Nader Khalili
Nader Khalili was born in Tehran, Tehran Province, Iran on February 22nd, 1936 and is the Architect. At the age of 72, Nader Khalili biography, profession, age, height, weight, eye color, hair color, build, measurements, education, career, dating/affair, family, news updates, and networth are available.
At 72 years old, Nader Khalili physical status not available right now. We will update Nader Khalili's height, weight, eye color, hair color, build, and measurements.
Career
He was licensed by the state of California in 1970 and practiced architecture in the United States and around the world. Khalili was working in Iran with a conventional western-style architecture company on Shah Mohammad Reza Pahlavi's building when he realized that his revenues were going to the expense of traditional Iranian architecture. He sold his interest in the company, bought a motorcycle, and spent the next five years in remote parts of the Iran desert. His aim was to save the historic Iranian architecture and help the homeless.

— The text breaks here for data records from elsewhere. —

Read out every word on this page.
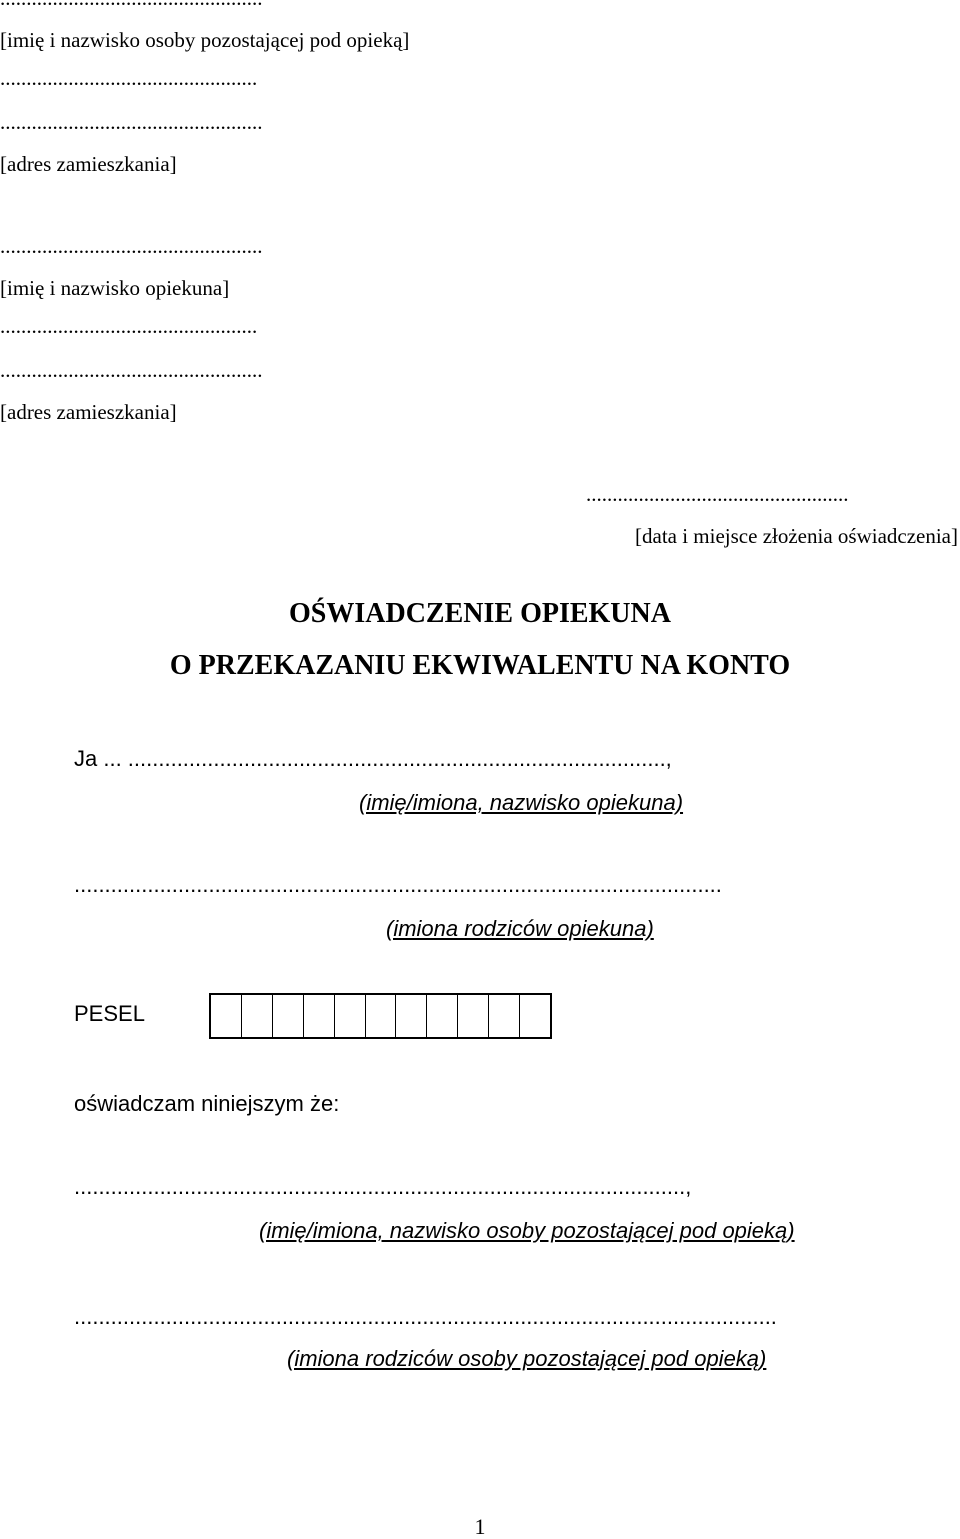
[imię i nazwisko osoby pozostającej pod opieką]
.................................................
..................................................
[adres zamieszkania]
..................................................
[imię i nazwisko opiekuna]
.................................................
..................................................
[adres zamieszkania]
..................................................
[data i miejsce złożenia oświadczenia]
OŚWIADCZENIE OPIEKUNA
O PRZEKAZANIU EKWIWALENTU NA KONTO
Ja ... ........................................................................................,
(imię/imiona, nazwisko opiekuna)
..........................................................................................................
(imiona rodziców opiekuna)
PESEL
oświadczam niniejszym że:
....................................................................................................,
(imię/imiona, nazwisko osoby pozostającej pod opieką)
...................................................................................................................
(imiona rodziców osoby pozostającej pod opieką)
1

His designs are heavily inspired by traditional arid house designs in Iran's homeland. He has been involved with Earth Architecture and Third World Development since 1975 and is a United Nations architect for Earth Architecture. Khalili is best known for his contributions to the Geltaftan Earth-and-Fire System known as Ceramic Houses and the Earthbag Construction technique, Superadobe.
In reaction to a NASA call for human settlements on the moon and Mars, he invented his Super Adobe system in 1984. Prior to the Persian Gulf War, which brought refugees into Iran in 1990-1991, the scheme had been purely theoretical. Khalili joined the United Nations Development Programme (UNDP) and the United Nations High Commissioner for Refugees (UNHCR) and applied his studies to emergency shelters.
In 1991, he founded the California Institute of Earth Art and Architecture (Cal-Earth), where he taught his Superadobe building technique. Although Khalili's work in his home country received mixed reviews, despite the fact that social norms and political unrest influenced his career, he became a well-known American figure on the benefits of ethically based architecture, where the needs of the homeless are regarded above all else.
Khalili built a prototype of a lunar colony made from all-natural materials near the Mojave Desert in February 2000.
He died in Los Angeles on March 5, 2008, from congestive heart failure. Dastan and Sheefteh's children have continued the Dastan and Sheefteh families' legacy after his father's death.